Over the past year or so, generative AI models like ChatGPT and DALL-E have made it possible to produce massive amounts of seemingly human-like, high-quality creative content from a simple series of prompts.
While they are highly capable – far outperforming humans in big data pattern recognition tasks in particular – today’s AI systems are not intelligent in the same way that we are. AI systems are not structured like our brains and do not learn in the same way.
AI systems also use stretched out amounts of energy and resources for exercise (compared to our three or so meals a day). Their ability to adapt and function in dynamic, unpredictable, and noisy environments is poor compared to ours, and they lack human-like memory.
Our research explores non-biological systems that are more like human brains. In a new study published in Science Advances, we found that self-organizing networks of tiny silver threads seem to learn and remember in much the same way as the thinking machines in our heads.
Imitating the brain
Our work is part of a field of research called neuromorphics, which aims to mimic the structure and functionality of biological neurons and synapses in non-biological systems.
Our research focuses on a system that uses a network of “nanowires” to mimic the neurons and synapses in the brain. These nanowires are tiny threads about one-thousandth the width of a human hair. They are made of a highly conductive metal, such as silver, usually coated with an insulating material such as plastic.
Nanowires self-assemble to form a network structure similar to a biological neural network. Like neurons, which have an insulating membrane, each metal nanowire is covered with a thin insulating layer.
When we stimulate nanowires with electrical signals, ions migrate across the insulating layer to a neighboring nanowire (similar to neurotransmitters across synapses). As a result, we observe synapse-like electrical signaling in nanowire networks.
Learning and memory
Our new work uses this nanowire system to explore the question of human-like intelligence. At the center of our research are two features indicative of high-order cognitive function: learning and memory.
Our study shows that we can selectively strengthen (and weaken) synaptic pathways in nanowire networks. This is similar to “supervised learningin the brain. In this process, the output of synapses is compared to a desired outcome. Then the synapses are strengthened (if their output is close to the desired result) or pruned (if their output is not close to the desired result).

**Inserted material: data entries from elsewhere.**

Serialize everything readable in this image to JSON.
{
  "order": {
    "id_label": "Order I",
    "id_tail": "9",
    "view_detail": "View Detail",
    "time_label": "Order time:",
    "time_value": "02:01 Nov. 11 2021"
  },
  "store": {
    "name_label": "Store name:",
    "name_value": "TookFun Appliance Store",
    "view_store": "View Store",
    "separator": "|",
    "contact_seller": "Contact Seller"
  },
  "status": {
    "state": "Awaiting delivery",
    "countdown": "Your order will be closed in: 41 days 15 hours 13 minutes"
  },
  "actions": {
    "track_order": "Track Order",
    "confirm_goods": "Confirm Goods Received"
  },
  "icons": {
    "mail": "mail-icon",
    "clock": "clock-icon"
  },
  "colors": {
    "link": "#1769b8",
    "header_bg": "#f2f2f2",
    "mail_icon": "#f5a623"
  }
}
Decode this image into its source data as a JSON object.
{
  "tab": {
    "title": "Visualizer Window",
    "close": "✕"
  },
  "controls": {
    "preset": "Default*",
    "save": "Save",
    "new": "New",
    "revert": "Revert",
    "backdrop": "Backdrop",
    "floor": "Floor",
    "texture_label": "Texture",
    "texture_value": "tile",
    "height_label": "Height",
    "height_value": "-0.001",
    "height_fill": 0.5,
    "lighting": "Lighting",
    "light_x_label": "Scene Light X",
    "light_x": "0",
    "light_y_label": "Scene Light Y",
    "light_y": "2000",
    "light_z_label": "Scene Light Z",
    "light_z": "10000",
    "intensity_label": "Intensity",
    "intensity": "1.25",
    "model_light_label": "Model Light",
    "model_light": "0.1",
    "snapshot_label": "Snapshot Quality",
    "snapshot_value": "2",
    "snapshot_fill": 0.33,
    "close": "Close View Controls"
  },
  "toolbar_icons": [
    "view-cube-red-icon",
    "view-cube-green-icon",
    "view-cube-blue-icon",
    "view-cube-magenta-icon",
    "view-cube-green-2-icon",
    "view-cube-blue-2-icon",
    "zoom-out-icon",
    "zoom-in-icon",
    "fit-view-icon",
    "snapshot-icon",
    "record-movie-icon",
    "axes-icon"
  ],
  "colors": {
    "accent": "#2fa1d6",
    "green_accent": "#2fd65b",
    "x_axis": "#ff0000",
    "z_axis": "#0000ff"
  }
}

We extended this result by showing that we could increase the degree of reinforcement by “rewarding” or “punishing” the network. This process was inspired by “reinforcement learningin the brain.
Read more: Neuron-like circuits bring brain-like computers one step closer
We also implemented a version of a test called “N– return taskwhich is used to measure working memory in humans. It involves presenting a series of stimuli and comparing each new item with an item that has gone through a number of steps (N) past.
The network “remembered” previous signals for at least seven steps. Oddly enough, seven is often considered the average number of articles people can stay in working memory all at once.
When we used reinforcement learning, we saw dramatic improvements in network memory performance.
In our nanowire networks, we found that the formation of synaptic pathways depends on how those synapses have been activated in the past. This is also the case for synapses in the brain, where neuroscientists “metaplasticity”.
Human intelligence is probably far from being replicated.
Nevertheless, our research on neuromorphic nanowire networks shows that it is possible to implement functions essential for intelligence, such as learning and memory, in non-biological, physical hardware.
Read more: Five ways the superintelligence revolution could happen
Nanowire networks are different from the artificial neural networks used in AI. Yet they can lead to so-called “synthetic intelligence”.
Perhaps a neuromorphic nanowire network could one day learn to make and remember conversations that are more human than ChatGPT.